The university system has historically been hampered by poor planning, says Alex Baylis, assistant director of policy at the King’s Fund.
“Until recently, for example, Health Education England was responsible for managing university placements, but not for clinical placements, which you need to train nurses. So we had a break in the system which meant that even if Public Health England wanted to commission more university places, they didn’t have the coordination to do that. That’s one of the single biggest reasons why places aren’t available.”
Despite recent criticism of the government’s pay increase, then, NHS income is less of a funding priority than boosting training capacity. UCAS received over 62,000 applications for nursing courses in 2020, higher than the two previous years, but only 3 in 5 were accepted.
While place numbers have risen by 56% since 2013, the UK remains the OECD country with the highest number of overseas recruits, with 15% of registered staff having been trained outside the UK.

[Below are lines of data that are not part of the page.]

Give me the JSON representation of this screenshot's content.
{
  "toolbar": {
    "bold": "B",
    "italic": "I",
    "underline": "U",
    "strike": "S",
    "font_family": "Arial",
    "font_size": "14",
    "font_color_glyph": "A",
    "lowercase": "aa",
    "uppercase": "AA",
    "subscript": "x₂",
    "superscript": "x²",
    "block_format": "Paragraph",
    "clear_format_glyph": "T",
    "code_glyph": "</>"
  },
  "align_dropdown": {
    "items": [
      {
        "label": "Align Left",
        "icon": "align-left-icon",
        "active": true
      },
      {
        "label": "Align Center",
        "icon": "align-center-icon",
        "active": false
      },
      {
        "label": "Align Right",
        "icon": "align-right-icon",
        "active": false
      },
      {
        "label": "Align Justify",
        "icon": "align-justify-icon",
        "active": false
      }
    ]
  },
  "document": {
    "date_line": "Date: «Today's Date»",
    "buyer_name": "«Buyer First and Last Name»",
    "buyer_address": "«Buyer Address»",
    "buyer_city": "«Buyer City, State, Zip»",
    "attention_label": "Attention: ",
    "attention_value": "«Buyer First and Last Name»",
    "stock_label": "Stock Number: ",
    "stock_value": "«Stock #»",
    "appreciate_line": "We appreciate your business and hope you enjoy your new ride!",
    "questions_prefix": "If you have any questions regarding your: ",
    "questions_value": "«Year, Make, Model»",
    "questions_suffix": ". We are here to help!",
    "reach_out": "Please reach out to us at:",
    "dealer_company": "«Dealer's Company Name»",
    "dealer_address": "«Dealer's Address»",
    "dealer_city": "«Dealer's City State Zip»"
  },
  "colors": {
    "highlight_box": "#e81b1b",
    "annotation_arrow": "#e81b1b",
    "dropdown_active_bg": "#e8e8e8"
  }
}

To meet the government’s 50,000 recruitment target by 2025, there is an acceptance that international recruitment from outside Europe – especially from India and the Philippines – will disproportionately increase. A report by the Migration Advisory Committee in 2019 showed that, accounting for other characteristics, nurses recruited from overseas were paid a fifth less on average than their peers because they are usually placed on the lowest end of the pay-scale.
As hospital demand increases in the post-pandemic period, with cancer and mental health care top of the agenda as the virus fades, wage disputes will therefore be only one part of a broader debate.
Shembavnekar is working with the Health Foundation to develop a Nurse Supply Model to gather data on nurse recruitment and allocation, to help health authorities work out how to allocate staff training. “The model will allow us to look at changes to policy on the domestic training front and international recruitment, and how that plays into different nurse numbers over the next twenty years,” he says.
In the short-term, Baylis warns, that means “we can’t just turn off the tap for international recruitment”.
“If we continue training staff for the next ten years, we should be able to close the gap on current vacancy levels,” he says.